Harnett expected that part to go off without a hitch—the primary experiment was testing the communication infrastructure. "The established communication methodology was cellular, but in the event of an emergency, cellular circuits can overload and fail," he says. "We had to incorporate a redundant topology and simulate that system failing. In our research, we had already done that using a low earth orbit satellite system (LEOS)."

The team never had to simulate the cellular system breaking down—because it actually did. "At the time we were to begin the simulation, thousands of people were in a long security line entering Qualcomm Stadium trying to make calls," Harnett says. "We noticed data transport over cellular slowed to a crawl. So we switched to the LEOS, reconnected with the command center and continued sending air quality data."

The Shadow Bowl was a first-of-its-kind experiment with communications assets, sensor networks and online connectivity to centralized medical emergency resources. Going beyond mass casualty events, the results of the experiment accentuated the value of redundant communications.

Recent UC Biomedical Informatics Projects

While Harnett's recent work is more locally focused, it is no less impactful.

HiLois, a social support network app, is one example. In 2011, Harnett's mom, Lois, was diagnosed with Alzheimer's disease. Harnett and his brothers lived in different parts of the country, making frequent physical visits difficult. As her disease progressed, it became more and more difficult for Lois to enjoy phone conversations, stay on topic and remember who was on the other side.

To address this challenge, Harnett created an app to help his mother—and other patients—more easily communicate with family and friends.

The app has been funded by the UC Technology Accelerator program for commercialization. HiLois combines a digital photoframe app specifically for the iPad or Android tablet with a feature-rich mobile app for the iPhone, Android smartphone or tablet, giving patients easy access to a seamless social support network. The app, now in beta testing, promises to enrich the lives of both Alzheimer's patients and their families.

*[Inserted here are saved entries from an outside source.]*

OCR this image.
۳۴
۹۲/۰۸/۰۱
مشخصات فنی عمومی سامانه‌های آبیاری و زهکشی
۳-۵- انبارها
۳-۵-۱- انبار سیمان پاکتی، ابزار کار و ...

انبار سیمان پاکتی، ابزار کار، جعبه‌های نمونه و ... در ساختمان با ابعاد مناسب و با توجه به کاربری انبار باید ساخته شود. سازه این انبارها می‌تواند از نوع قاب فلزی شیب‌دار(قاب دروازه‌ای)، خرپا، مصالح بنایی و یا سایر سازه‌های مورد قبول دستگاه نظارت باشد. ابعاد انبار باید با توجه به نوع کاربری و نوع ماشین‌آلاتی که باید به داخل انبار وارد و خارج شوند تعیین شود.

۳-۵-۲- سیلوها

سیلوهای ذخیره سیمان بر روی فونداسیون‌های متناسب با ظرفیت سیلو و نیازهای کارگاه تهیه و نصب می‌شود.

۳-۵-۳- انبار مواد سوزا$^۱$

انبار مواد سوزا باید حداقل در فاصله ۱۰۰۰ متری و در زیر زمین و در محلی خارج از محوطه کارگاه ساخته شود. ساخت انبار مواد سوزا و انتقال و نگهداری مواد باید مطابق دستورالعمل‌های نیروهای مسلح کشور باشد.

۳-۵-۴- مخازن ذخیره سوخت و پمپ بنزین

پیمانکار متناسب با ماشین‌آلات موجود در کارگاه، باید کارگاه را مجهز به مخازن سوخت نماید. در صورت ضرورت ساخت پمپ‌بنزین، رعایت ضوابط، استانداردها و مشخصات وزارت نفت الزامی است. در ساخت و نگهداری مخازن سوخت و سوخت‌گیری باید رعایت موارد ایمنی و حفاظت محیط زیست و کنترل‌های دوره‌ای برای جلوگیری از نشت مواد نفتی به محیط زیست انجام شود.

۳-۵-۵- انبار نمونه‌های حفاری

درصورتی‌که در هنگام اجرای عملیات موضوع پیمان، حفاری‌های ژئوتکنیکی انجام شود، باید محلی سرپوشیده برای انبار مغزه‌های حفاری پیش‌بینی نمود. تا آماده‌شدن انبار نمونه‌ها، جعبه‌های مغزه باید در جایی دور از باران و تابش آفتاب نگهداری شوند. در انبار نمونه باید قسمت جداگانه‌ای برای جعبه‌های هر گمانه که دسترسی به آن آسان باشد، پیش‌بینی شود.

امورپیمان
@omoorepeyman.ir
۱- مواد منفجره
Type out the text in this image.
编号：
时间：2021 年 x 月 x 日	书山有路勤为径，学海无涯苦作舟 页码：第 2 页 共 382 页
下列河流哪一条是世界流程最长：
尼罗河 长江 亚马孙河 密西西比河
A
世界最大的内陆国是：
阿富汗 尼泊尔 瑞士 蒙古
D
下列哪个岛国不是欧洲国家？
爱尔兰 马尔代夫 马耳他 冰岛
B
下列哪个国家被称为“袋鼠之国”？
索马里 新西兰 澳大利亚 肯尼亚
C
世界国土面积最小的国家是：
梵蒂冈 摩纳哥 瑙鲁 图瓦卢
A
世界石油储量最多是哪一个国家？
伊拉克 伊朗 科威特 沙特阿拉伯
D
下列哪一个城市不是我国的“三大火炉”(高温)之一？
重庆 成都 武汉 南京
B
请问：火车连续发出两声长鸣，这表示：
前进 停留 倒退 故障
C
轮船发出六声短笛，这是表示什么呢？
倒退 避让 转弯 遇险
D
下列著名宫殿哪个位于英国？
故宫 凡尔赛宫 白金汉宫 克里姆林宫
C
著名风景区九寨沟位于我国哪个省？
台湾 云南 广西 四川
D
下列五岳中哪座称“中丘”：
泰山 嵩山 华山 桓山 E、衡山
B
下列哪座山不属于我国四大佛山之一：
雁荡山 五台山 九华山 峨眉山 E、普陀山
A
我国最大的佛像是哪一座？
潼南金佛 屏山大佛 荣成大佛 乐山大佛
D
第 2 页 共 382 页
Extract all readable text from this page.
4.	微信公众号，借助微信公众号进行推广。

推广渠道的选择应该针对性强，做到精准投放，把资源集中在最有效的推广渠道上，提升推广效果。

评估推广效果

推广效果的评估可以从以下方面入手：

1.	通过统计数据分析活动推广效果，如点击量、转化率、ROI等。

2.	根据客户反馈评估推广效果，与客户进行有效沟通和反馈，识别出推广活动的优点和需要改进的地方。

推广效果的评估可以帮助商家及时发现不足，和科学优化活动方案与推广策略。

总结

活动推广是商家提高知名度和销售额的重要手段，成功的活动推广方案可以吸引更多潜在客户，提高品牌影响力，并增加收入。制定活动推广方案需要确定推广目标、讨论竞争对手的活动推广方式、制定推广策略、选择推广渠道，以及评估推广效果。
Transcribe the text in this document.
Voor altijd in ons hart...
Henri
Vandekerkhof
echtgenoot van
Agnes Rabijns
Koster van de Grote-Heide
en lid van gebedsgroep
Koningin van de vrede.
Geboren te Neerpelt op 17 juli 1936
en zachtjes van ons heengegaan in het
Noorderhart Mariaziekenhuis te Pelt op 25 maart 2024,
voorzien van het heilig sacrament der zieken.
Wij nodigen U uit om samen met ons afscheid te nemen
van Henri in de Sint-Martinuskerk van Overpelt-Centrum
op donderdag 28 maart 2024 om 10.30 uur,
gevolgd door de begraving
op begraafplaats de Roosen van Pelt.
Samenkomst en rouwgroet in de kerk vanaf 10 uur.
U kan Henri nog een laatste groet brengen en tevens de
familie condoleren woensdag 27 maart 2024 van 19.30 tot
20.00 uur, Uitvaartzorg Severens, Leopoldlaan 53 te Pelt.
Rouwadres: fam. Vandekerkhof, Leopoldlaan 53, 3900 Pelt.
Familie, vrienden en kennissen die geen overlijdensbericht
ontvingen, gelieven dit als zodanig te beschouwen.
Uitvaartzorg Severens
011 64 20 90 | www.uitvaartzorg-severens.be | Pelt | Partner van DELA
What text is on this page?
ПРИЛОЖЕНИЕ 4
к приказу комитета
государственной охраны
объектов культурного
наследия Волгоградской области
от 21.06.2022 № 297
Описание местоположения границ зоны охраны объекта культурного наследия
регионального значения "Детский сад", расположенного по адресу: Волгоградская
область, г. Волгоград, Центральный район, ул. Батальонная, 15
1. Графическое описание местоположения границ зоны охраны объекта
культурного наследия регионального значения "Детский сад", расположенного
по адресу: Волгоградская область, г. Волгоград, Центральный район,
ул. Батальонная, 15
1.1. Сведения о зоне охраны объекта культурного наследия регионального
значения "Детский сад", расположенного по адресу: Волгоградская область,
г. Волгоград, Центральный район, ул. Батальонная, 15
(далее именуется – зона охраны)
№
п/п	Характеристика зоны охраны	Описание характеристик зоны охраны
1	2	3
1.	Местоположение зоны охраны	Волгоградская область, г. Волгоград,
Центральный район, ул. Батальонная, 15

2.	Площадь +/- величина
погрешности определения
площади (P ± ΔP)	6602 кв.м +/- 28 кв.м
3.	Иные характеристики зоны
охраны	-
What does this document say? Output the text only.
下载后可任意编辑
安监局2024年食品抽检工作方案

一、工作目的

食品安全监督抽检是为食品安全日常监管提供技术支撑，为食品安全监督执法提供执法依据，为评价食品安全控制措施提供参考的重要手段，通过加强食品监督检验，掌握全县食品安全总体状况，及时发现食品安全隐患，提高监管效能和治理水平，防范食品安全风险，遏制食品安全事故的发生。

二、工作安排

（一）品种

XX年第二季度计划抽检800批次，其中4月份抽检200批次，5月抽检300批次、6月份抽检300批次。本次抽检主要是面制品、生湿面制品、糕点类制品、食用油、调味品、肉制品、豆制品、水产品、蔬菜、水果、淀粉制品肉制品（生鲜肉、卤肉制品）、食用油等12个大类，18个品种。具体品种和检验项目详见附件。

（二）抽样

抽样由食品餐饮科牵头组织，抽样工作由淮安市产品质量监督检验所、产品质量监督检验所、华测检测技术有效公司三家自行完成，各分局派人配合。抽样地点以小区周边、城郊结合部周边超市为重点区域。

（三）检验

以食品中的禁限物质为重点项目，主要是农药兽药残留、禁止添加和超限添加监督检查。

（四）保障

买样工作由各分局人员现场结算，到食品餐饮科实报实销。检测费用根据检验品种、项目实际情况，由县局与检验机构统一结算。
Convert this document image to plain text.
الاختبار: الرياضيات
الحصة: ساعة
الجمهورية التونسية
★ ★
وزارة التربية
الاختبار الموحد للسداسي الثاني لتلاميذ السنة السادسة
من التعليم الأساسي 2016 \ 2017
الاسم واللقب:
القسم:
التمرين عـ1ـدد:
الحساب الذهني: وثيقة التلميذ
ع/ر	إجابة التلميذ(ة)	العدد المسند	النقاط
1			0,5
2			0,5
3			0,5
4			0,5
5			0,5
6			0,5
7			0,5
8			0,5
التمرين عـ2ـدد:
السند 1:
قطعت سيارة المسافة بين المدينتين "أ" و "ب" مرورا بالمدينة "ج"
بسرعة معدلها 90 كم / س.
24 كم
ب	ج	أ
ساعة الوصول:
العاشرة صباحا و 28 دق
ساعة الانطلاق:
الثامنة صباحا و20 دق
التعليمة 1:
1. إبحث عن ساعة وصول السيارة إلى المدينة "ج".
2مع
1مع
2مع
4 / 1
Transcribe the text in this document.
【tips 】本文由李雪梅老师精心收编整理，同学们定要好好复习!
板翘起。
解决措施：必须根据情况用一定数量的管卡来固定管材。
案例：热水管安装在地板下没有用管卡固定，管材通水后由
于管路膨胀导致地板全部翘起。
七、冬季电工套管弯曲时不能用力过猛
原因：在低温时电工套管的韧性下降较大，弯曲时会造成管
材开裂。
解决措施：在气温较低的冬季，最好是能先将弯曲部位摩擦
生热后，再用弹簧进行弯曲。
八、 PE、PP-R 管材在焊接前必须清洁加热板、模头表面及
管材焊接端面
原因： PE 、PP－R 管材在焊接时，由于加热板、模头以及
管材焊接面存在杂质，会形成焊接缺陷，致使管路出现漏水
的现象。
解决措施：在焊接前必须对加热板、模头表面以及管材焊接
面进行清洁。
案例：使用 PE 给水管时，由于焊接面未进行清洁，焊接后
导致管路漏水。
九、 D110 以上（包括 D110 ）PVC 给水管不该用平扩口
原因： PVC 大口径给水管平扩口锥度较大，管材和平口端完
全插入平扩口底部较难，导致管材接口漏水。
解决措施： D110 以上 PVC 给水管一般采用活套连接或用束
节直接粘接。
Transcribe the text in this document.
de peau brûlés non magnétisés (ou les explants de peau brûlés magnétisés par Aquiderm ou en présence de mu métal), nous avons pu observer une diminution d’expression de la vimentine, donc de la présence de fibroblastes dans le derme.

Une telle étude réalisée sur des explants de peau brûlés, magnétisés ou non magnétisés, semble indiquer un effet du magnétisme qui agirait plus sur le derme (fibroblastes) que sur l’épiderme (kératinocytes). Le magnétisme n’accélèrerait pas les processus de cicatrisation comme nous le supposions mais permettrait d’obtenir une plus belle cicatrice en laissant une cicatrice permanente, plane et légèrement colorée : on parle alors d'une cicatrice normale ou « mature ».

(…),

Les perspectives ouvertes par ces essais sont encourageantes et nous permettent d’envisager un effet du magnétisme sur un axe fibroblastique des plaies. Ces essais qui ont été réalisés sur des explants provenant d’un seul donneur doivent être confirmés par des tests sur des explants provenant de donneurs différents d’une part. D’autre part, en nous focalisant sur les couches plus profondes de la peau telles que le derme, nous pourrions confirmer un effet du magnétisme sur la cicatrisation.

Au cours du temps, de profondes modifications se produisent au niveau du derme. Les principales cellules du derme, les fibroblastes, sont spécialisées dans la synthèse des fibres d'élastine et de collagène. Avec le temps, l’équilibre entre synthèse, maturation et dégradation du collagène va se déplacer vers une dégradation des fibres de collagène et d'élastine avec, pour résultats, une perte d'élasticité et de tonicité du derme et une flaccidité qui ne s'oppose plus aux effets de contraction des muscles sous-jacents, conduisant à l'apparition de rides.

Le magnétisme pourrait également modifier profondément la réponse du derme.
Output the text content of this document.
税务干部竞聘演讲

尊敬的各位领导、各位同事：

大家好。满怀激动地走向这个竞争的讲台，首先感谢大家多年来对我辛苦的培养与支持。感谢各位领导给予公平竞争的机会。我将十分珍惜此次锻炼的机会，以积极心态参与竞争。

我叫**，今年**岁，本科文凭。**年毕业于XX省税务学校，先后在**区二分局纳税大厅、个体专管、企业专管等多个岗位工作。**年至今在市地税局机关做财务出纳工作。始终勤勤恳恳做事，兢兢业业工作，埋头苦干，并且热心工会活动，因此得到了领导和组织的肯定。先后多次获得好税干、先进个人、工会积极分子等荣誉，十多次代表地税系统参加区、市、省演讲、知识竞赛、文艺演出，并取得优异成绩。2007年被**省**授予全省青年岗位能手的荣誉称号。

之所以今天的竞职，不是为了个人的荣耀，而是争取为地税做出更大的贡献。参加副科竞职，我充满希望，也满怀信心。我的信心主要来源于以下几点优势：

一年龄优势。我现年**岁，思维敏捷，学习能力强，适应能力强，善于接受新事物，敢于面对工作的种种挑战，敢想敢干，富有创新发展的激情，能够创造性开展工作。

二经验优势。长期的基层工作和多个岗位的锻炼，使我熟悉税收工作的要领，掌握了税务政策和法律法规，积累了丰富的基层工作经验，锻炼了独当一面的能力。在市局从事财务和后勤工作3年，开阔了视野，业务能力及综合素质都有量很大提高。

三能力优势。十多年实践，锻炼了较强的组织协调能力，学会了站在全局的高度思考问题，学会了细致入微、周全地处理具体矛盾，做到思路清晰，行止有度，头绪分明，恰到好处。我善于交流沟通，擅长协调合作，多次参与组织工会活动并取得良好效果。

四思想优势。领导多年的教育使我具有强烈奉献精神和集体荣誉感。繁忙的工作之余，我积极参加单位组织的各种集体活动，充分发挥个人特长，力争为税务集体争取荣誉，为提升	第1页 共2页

Some of his team's other recent projects include:

  • EMERSE (Electronic Medical Record Search Engine) Electronic health record (EHR) data are routinely used in research, yet the promise of utilizing those vast data stores is limited because much of the richest, most comprehensive data are "trapped" within free text clinical notes. EMERSE is a tool originally developed at the University of Michigan (UM) to address this 'text mining' challenge. Harnett and his team are part of a four-year effort with the UM and four other institutions to improve on the system's capabilities and achieve scale.
  • Asclepius, research cohort identification tool. Harnett's team has developed Asclepius, a self-service research and cohort identification tool to integrate data from disparate imaging systems—like electrocardiography systems—into the EHR for research purposes. It extracts selected data from those proprietary imaging systems and moves that data to the EHR. The data are then available to researchers, who can freely query selected patient cohorts based on research questions.
  • AFDST, Atrial Fibrillation Decision Support Tool. Working under the direction of Mark Eckman, Alice Margaret Posey Endowed Chair in the Department of Internal Medicine, and the biomedical informatics team at UC has developed an Atrial Fibrillation Decision Support Tool (AFDST) that uses a decision analytic engine to generate patient-level recommendations for thromboprophylaxis. Information required to calculate atrial fibrillation-related stroke and intracerebral hemorrhage risk profiles came from published standards and individual's patient data from Epic.  Treatment recommendations are then generated for patients based upon projections of quality-adjusted life expectancy calculated by the decision analytic model. The tool is now in clinical practice.